Over the years, for example, ACCAG has developed a comprehensive network of services to address the issues that keep people from getting jobs. In addition to the health and legal clinics, the group-offers a food shelf, an emergency shelter, 83 units of low-income housing and a community garden. Last year, ACCAG started Retroworks, a program that teaches clients to repair and resell appliances. "Retroworks was created to address the sexy issues of the day," Plumb says. "It involves recycling used appliances; it provides a place for on-the-job training for meaningful work; and it provides low-cost appliances."
Plumb's help comes at a price. "I get criticized by other advocates for expecting people to take responsibility for their actions," he says. "If people keep coming back to the emergency food shelf every month but I find out they're spending $150 a month on pay-per-view TV, I expect that behavior to change. If they're getting a monthly check for $700 and they're spending $600 on rent, they need to work with us to find a cheaper place to live."
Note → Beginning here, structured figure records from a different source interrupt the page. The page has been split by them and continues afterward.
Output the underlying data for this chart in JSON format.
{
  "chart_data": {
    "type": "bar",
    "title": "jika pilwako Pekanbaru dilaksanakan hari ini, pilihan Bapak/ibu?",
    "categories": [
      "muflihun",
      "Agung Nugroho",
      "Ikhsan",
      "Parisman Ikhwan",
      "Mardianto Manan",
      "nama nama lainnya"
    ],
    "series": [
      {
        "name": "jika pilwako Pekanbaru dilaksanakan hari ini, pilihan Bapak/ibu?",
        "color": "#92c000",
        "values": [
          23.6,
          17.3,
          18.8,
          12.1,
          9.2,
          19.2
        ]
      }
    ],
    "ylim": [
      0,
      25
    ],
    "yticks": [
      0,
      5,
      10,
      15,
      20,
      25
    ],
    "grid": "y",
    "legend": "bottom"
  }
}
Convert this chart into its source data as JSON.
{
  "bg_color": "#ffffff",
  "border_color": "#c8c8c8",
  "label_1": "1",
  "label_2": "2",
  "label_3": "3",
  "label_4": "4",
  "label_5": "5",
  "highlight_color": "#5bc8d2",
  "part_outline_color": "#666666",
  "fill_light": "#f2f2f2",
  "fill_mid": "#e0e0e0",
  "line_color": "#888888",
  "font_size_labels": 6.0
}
For Plumb, local control is the key to successful antipoverty programs. Without community ownership, social services become a breeding ground for waste and inefficiency. "If the community feels a sense of ownership," he says, "it will take pride in the outcome. Community members will participate as volunteers, as donors, and that's what makes services cost-effective. If it's just some federally paid bureaucrats doing a job, they could disappear tomorrow and no one would be the wiser."
Take the case of Glenda and Dennis Jimmo, who spent years living in a trailer on a back road in the mountains, hauling water from the neighbor's house because their well-water supply was polluted by the landfill next door. Their septic system had all but failed.
Last fall, Plumb and ACCAG replaced the trailer with a used mobile home, donated by the community. Then, with a $5,000 grant from the Farmers Home Administration, ACCAG upgraded their septic system and drilled them a well. "It's all relative," he says. "This is the best thing Glenda and Dennis have had going for them since ... well, since forever."
And when Leo Devoid was walking to his janitorial job 10 miles each way, Plumb found a benefactor who donated a used car. Eventually, Devoid and his family found affordable housing in a low-income trailer park run by ACCAG. "Tom's a great guy," attests Devoid. "I don't know what would have happened to us without him."
Plumb's penchant for local control has put him at odds with the state bureaucracy, involving ACCAG in an ongoing dispute with the Champlain Valley Office of Economic Opportunity, or CVOEO, the state-sanctioned antipoverty organization for the county. The two groups once functioned hand-in-glove, but a bureaucratic restructuring in the mid-eighties caused Plumb to go his own way.
Robert Kiss, regional director of CVOEO, argues that Plumb's organization follows the model "of public charity rather than social services. By being regional, we can offer depth, consistency and equality of services, which is something a local group cannot do." But Plumb believes regional bureaucracies are part of the problem, not the solution. "CVOEO is noncompetitive," he complains. "No one can compete for that money. I wouldn't mind fighting it out with them competitively. Because the federal and state governments are tied into an old system of regional bureaucracies, what they're doing is inefficient while our services are being starved.
"I find myself sounding more and more Republican," says Plumb, "but the truth is that much of the system perpetuates dependency Social services have become patronizing and paternalistic. There is a notion out there that we know better than our clients what is good for them. I give people more credit than that."